O lugar era
perfeito. Sentia-se esmagado pela simbiose das cores, da luz e da energia que
emanava da vegetação junto às águas do rio. Hoje ele também se sentia com
aquelas cores, com aquela luz e energia que pulsava no sangue.
Quantas vezes a sua câmara captava os
reflexos das sombras cinzentas da sua alma. Ali parado, com a máquina pendurada
ao pescoço sonhava de olhos abertos. Sonhava a cores. O rosto dela estava ali à
sua frente. O sorriso rasgou-lhe o rosto inesperadamente e brilhou sem razão.
Por todas as razões aquele talvez fosse o melhor retrato a cores da sua vida
que lhe tirava. Nunca o revelou.
Sentia de
novo o momento em que sem pensar na razão teve vontade de a voltar a abraçar.
Ela entregara-se sem pensar nalguma razão para não o aconchegar no peito.
Permaneceram
a olhar-se. Sem fim.
Recordava-se
agora sozinho e esculpiu o seu corpo na imaginação, nesse lugar secreto onde
gravou a sua imagem.
Tinha marcas da
ausência dela. Insuportáveis. Indeléveis. No corpo as deixadas pelo cheiro. A
dor que sentia vinha da pele pêssego colada à sua. Na boca o beijo magoado com
sabor a sal quando se misturaram as lágrimas de ambos.
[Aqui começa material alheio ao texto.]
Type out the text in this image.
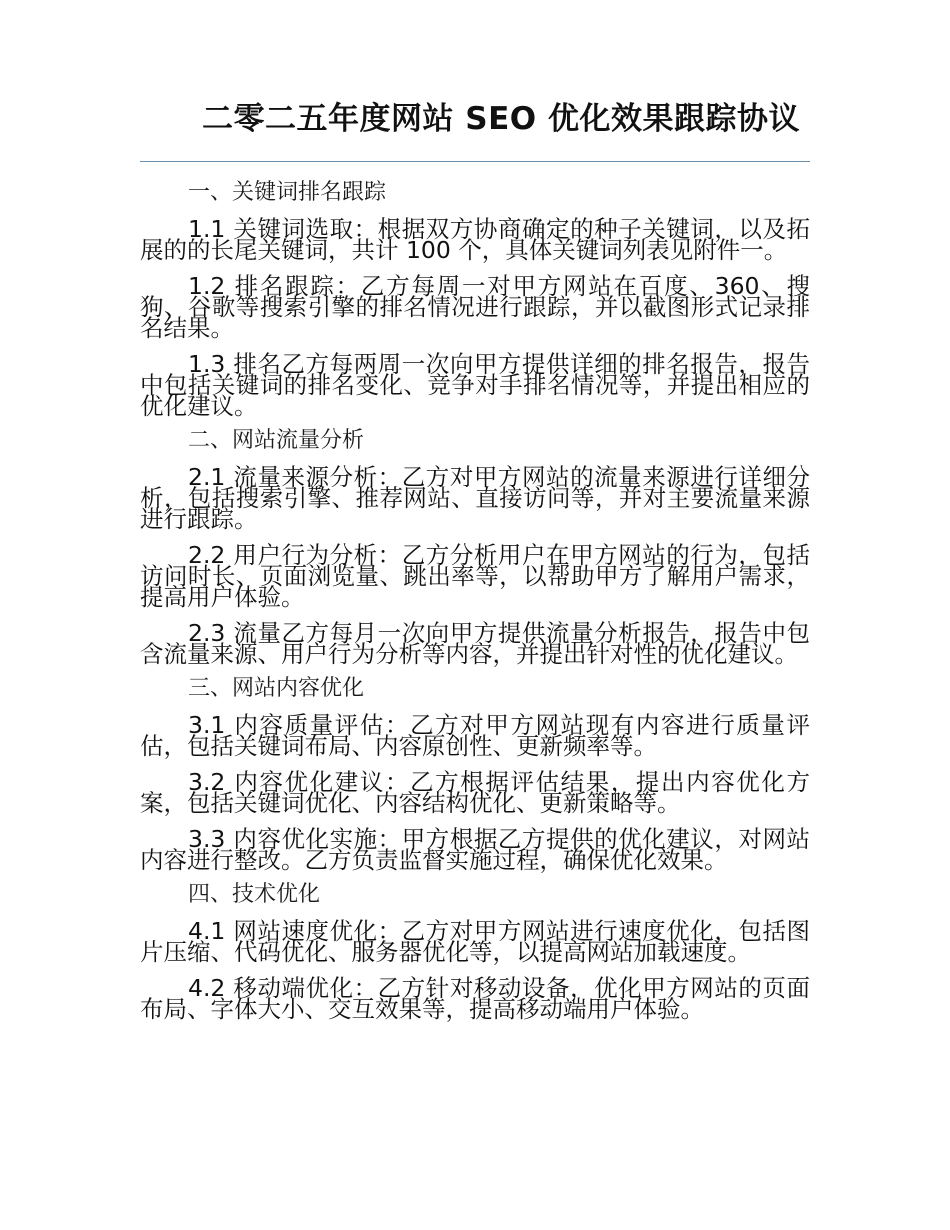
二零二五年度网站 SEO 优化效果跟踪协议
一、关键词排名跟踪

1.1 关键词选取：根据双方协商确定的种子关键词，以及拓展的的长尾关键词，共计 100 个，具体关键词列表见附件一。

1.2 排名跟踪：乙方每周一对甲方网站在百度、360、搜狗、谷歌等搜索引擎的排名情况进行跟踪，并以截图形式记录排名结果。

1.3 排名乙方每两周一次向甲方提供详细的排名报告，报告中包括关键词的排名变化、竞争对手排名情况等，并提出相应的优化建议。

二、网站流量分析

2.1 流量来源分析：乙方对甲方网站的流量来源进行详细分析，包括搜索引擎、推荐网站、直接访问等，并对主要流量来源进行跟踪。

2.2 用户行为分析：乙方分析用户在甲方网站的行为，包括访问时长、页面浏览量、跳出率等，以帮助甲方了解用户需求，提高用户体验。

2.3 流量乙方每月一次向甲方提供流量分析报告，报告中包含流量来源、用户行为分析等内容，并提出针对性的优化建议。

三、网站内容优化

3.1 内容质量评估：乙方对甲方网站现有内容进行质量评估，包括关键词布局、内容原创性、更新频率等。

3.2 内容优化建议：乙方根据评估结果，提出内容优化方案，包括关键词优化、内容结构优化、更新策略等。

3.3 内容优化实施：甲方根据乙方提供的优化建议，对网站内容进行整改。乙方负责监督实施过程，确保优化效果。

四、技术优化

4.1 网站速度优化：乙方对甲方网站进行速度优化，包括图片压缩、代码优化、服务器优化等，以提高网站加载速度。

4.2 移动端优化：乙方针对移动设备，优化甲方网站的页面布局、字体大小、交互效果等，提高移动端用户体验。
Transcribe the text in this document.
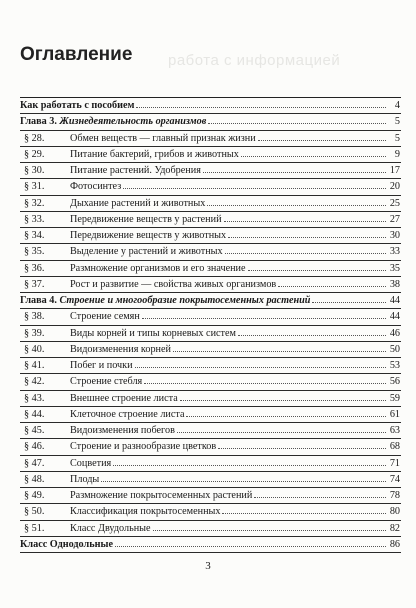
работа с информацией
Оглавление
Как работать с пособием	4
Глава 3. Жизнедеятельность организмов	5
§ 28.	Обмен веществ — главный признак жизни	5
§ 29.	Питание бактерий, грибов и животных	9
§ 30.	Питание растений. Удобрения	17
§ 31.	Фотосинтез	20
§ 32.	Дыхание растений и животных	25
§ 33.	Передвижение веществ у растений	27
§ 34.	Передвижение веществ у животных	30
§ 35.	Выделение у растений и животных	33
§ 36.	Размножение организмов и его значение	35
§ 37.	Рост и развитие — свойства живых организмов	38
Глава 4. Строение и многообразие покрытосеменных растений	44
§ 38.	Строение семян	44
§ 39.	Виды корней и типы корневых систем	46
§ 40.	Видоизменения корней	50
§ 41.	Побег и почки	53
§ 42.	Строение стебля	56
§ 43.	Внешнее строение листа	59
§ 44.	Клеточное строение листа	61
§ 45.	Видоизменения побегов	63
§ 46.	Строение и разнообразие цветков	68
§ 47.	Соцветия	71
§ 48.	Плоды	74
§ 49.	Размножение покрытосеменных растений	78
§ 50.	Классификация покрытосеменных	80
§ 51.	Класс Двудольные	82
Класс Однодольные	86
3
O destino entretinha-se com
brincadeiras misteriosas. Certamente que era algum anjo sentado lânguidamente numa
nuvem no jardim de Éden a escrever estórias. Deveria ter sentido de humor,
pensou. Muito humor com ironia. E sensibilidade também ou não fosse um anjo. O
sorriso aqueceu-lhe o olhar.
Quando a viu naquele lugar improvável
uma luz encadeou-os na direcção do outro. Inexplicavelmente sem que o tivessem
sonhado encontravam-se ao fim de anos de ausência. Anos que tinha deixado de
contar. Ali estavam frente a frente.
Jorraram aos gritos as palavras silenciosas
no abraço sentido a que se entregaram. De novo as marcas regressaram como se
apenas tivessem procurado refúgio temporário atrás de uma gota de suor, depois
da última vez que se tinham amado.
Sem razão para calar o que tinha
ficado interdito de ser dito, deixou que as palavras saboreassem a leveza da
liberdade. Lavou-se nas lágrimas que se ofereciam com as palavras que calara. Secou-se
no abraço que ela lhe ofereceu.
Com desassombro rogou-lhe ela que
nunca mais partisse, porque do amor, ela, nunca se tinha ausentado. Deram-se as mãos, rumo ao desconhecido que sempre tinha sido o trilho, que ambos sabiam ser o único que existia.
Ali parado, com a máquina pendurada
ao pescoço sonhava de olhos abertos. Sonhava a cores.
Finalmente ia chegar a casa e revelar
o retrato que nunca antes se tinha permitido revelar.